Dear John,
Okay. Yesterday, I cried. I know it's not all about you, but you seem to be the thought my mind wandered towards in this episode I'd like to title "Water, Water, Everywhere." Everything seemed to be going "fine." I was "living" my life as per usual and then all of a sudden, out of nowhere, BOOM!: Sadness and Loss showed up and took me hostage.
Upon reflection, I am encouraged that it wasn't all tears. Somehow I was still conscious enough to verbalize that you were not the true cause of this pain. I was conscious enough to forgive, with blind faith and without being able to put a finger on it, whatever I thought was guilty in you and me.
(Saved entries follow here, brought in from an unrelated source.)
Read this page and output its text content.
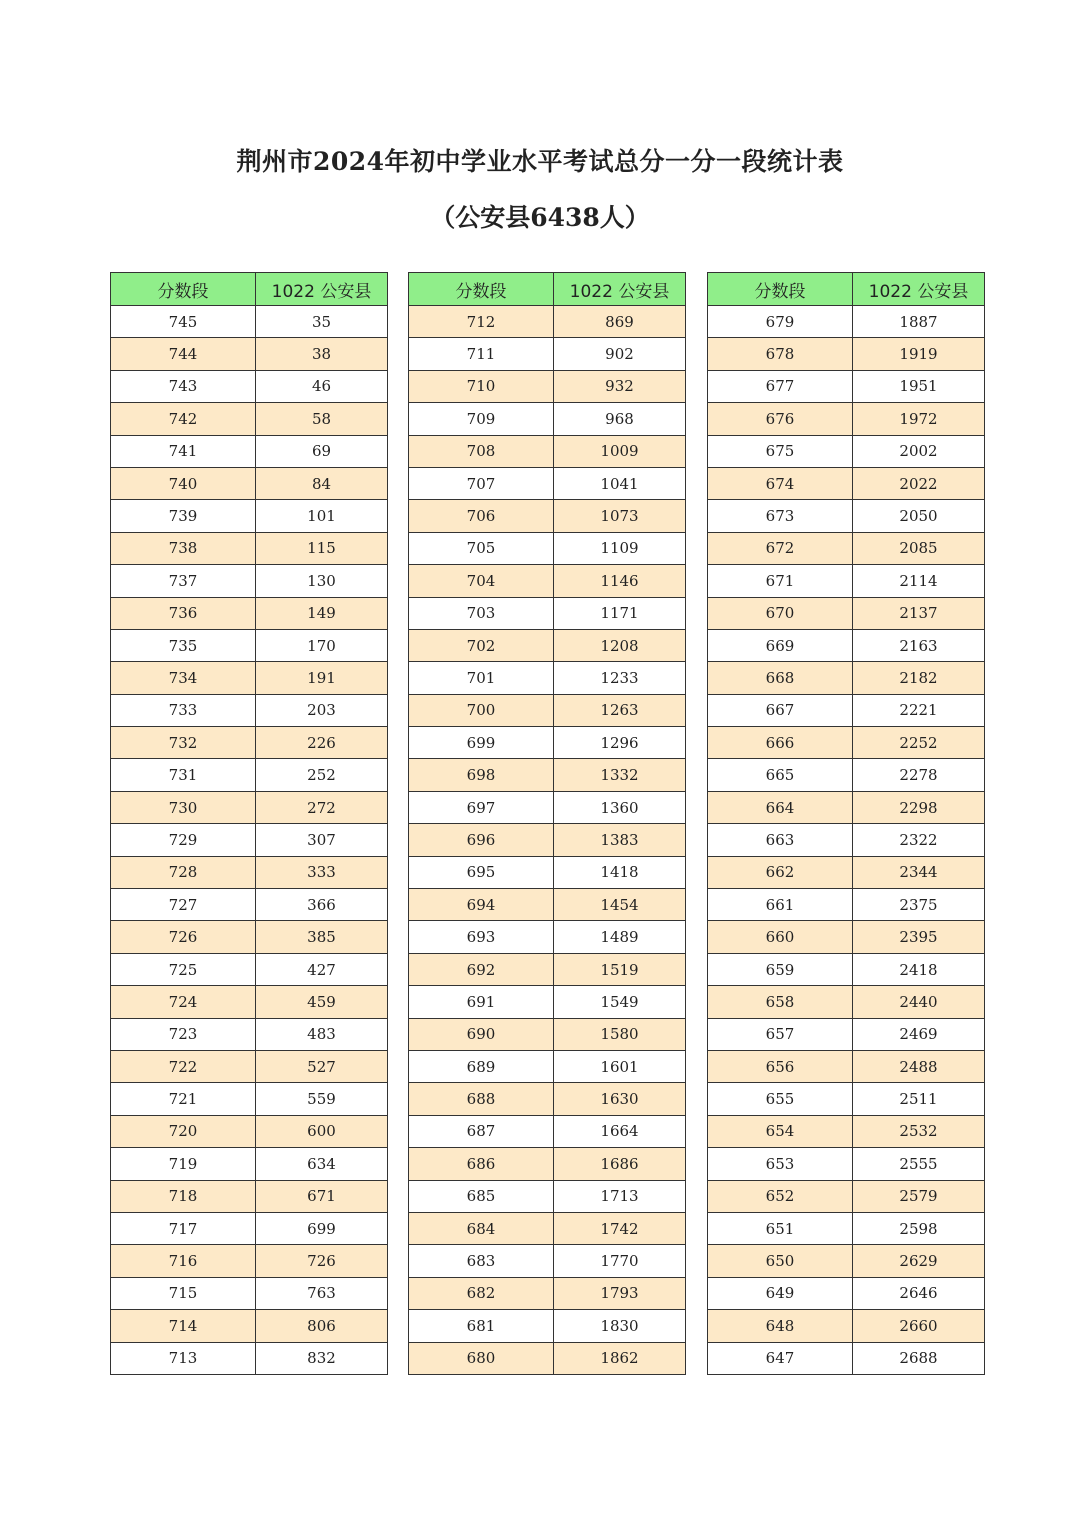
荆州市2024年初中学业水平考试总分一分一段统计表
（公安县6438人）
分数段	1022 公安县
745	35
744	38
743	46
742	58
741	69
740	84
739	101
738	115
737	130
736	149
735	170
734	191
733	203
732	226
731	252
730	272
729	307
728	333
727	366
726	385
725	427
724	459
723	483
722	527
721	559
720	600
719	634
718	671
717	699
716	726
715	763
714	806
713	832
分数段	1022 公安县
712	869
711	902
710	932
709	968
708	1009
707	1041
706	1073
705	1109
704	1146
703	1171
702	1208
701	1233
700	1263
699	1296
698	1332
697	1360
696	1383
695	1418
694	1454
693	1489
692	1519
691	1549
690	1580
689	1601
688	1630
687	1664
686	1686
685	1713
684	1742
683	1770
682	1793
681	1830
680	1862
分数段	1022 公安县
679	1887
678	1919
677	1951
676	1972
675	2002
674	2022
673	2050
672	2085
671	2114
670	2137
669	2163
668	2182
667	2221
666	2252
665	2278
664	2298
663	2322
662	2344
661	2375
660	2395
659	2418
658	2440
657	2469
656	2488
655	2511
654	2532
653	2555
652	2579
651	2598
650	2629
649	2646
648	2660
647	2688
I was conscious enough to surrender our relationship to unfold in whatever way was best for all involved. I was conscious enough to ask for deeply sustaining Metaphysical aide.
When I told my best friend about this episode (it's the second time it's happened to me this week) he said I may just be grieving my perceived loss. He said it might take some time and that I should just continue to honor my feelings, release and forgive.
So, I'm writing this to honor my feelings and to be honest with myself. Intellectually, I know you have every right to make choices that you feel are in alignment/contribute to your peace and happiness. Emotionally, I haven't fully forgiven you, myself and my perception of your actions...yet.
Just wanted to set the record straight.
And because I consciously try to make decisions that are in alignment with my Higher Self, as always, may you perceive peace within you and around you (and I wish the same for me).